Sejarah perkembangan baja di Indonesia diawali
di tahun 1960, Presiden Soekarno mencanangkan Proyek Besi Baja Trikora untuk
meletakkan dasar industri nasional yang tangguh. Pembangunan sempat terhenti
karena pemberontakan PKI tahun 1965. Sepuluh tahun kemudian pada tanggal 31
Agustus 1971 berdirilah PT Krakatau Steel (Persero). Dengan memanfaatkan kembali
peralatan-peralatan proyek baja Trikora yaitu pabrik kawat baja, pabrik baja
tulangan dan pabrik baja profil, maka tahun 1977 Presiden Soeharto meresmikan
mulai beroperasinya pabrik produsen baja terbesar di Indonesia itu.
Pada 9 Oktober 1979, Presiden Soeharto
meresmikan Pabrik Besi Spons model Hyl S.A modul I dan II dengan kapasitas 1,5
juta ton per tahun, Pabrik Billet Baja dengan kapasitas 500.000 ton per tahun,
Pabrik Batang Kawat dengan kapasitas 220.000 ton per tahun, serta fasilitas
infrastuktur berupa Pusat Pembangkit Listrik Tenaga Uap 400 MW, Pusat
Penjernihan Air dengan kapasitas 2000 liter/detik, Pelabuhan Cigading serta Sistem
Telekomunikasi.
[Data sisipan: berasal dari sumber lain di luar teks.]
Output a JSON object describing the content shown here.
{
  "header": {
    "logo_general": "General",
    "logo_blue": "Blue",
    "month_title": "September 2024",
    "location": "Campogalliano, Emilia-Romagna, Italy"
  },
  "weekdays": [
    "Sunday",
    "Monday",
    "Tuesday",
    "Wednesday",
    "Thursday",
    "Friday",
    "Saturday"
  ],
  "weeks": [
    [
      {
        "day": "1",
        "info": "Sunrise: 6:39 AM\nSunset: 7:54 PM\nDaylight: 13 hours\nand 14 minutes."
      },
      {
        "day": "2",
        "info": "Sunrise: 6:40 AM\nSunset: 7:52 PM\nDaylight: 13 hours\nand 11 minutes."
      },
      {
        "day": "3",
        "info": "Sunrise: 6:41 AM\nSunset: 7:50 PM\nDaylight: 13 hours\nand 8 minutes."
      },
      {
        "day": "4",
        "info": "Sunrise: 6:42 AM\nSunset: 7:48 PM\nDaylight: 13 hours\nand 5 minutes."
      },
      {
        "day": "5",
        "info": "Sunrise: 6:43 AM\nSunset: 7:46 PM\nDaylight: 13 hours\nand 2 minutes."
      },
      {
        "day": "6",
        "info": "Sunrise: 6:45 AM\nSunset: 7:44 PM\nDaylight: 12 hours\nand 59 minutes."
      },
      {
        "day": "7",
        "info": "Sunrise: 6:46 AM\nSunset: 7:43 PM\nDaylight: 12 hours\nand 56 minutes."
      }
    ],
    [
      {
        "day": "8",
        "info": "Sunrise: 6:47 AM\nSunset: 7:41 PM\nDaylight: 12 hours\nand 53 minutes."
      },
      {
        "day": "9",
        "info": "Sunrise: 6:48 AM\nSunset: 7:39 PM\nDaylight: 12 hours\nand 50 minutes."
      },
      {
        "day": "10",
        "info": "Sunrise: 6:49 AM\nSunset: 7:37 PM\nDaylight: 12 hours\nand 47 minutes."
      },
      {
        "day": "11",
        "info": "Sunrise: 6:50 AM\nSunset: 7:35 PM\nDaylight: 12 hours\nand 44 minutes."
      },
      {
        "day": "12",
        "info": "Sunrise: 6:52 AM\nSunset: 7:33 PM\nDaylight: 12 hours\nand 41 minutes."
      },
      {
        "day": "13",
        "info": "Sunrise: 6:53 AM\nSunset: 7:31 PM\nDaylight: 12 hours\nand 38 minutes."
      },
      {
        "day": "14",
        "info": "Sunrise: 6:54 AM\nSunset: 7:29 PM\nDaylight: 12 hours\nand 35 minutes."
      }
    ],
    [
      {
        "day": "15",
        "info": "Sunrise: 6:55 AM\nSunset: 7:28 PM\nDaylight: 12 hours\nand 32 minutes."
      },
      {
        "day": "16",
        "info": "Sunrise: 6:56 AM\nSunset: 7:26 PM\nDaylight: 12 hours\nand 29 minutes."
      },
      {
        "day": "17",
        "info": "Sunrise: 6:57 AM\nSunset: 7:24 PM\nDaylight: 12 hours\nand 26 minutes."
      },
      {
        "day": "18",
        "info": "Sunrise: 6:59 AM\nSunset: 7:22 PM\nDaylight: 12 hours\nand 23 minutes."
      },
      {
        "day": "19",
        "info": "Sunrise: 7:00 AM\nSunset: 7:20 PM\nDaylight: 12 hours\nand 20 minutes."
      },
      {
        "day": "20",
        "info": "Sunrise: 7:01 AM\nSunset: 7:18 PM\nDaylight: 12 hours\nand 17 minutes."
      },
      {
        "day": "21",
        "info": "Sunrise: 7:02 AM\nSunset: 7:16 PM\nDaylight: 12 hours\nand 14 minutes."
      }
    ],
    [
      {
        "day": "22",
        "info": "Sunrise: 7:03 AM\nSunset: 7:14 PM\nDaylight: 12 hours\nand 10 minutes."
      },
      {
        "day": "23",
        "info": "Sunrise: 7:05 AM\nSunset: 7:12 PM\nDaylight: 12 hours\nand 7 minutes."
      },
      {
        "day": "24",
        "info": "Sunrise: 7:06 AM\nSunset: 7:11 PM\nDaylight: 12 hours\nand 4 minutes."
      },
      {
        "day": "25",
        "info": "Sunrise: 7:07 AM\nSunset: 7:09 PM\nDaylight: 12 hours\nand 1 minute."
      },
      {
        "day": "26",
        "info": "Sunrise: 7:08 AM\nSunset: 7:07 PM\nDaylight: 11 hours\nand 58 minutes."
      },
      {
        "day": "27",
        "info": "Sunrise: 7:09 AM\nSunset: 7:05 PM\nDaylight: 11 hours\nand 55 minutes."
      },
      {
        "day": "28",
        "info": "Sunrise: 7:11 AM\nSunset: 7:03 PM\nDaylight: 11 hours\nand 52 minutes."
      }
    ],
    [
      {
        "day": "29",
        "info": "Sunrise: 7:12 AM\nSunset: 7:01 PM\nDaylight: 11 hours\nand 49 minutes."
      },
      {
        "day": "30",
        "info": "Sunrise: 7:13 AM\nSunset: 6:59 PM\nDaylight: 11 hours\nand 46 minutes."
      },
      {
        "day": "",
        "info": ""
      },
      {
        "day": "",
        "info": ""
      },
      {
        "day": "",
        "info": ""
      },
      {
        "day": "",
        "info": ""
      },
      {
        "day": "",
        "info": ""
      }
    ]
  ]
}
Tanggal 24 Februari 1983 diresmikan beroperasinya Pabrik Slab
Baja (EAF), Pabrik Baja Lembaran Panas dan Pabrik Besi Spons unit 2 PT. Krakatau Steel oleh Presiden Soeharto.
Pada tahun 1976, PT Ispat Indo berdiri di
Sidoarjo Surabaya oleh seorang imigran dari India Laksmi Mittal dan istrinya. Diatas tanah bekas persawahan seluas
16,5 hektar, Mittal mendirikan bangunan yang dijadikan pabrik bernama PT.
Ispat Indo. Disinilah Mittal mulai menyingsingkan lengan
sepenuhnya. Ia menanamkan modal US$ 15.000.000 (Rp. 135 Milliar) untuk
mendirikan dan memulai mengoperasikannya.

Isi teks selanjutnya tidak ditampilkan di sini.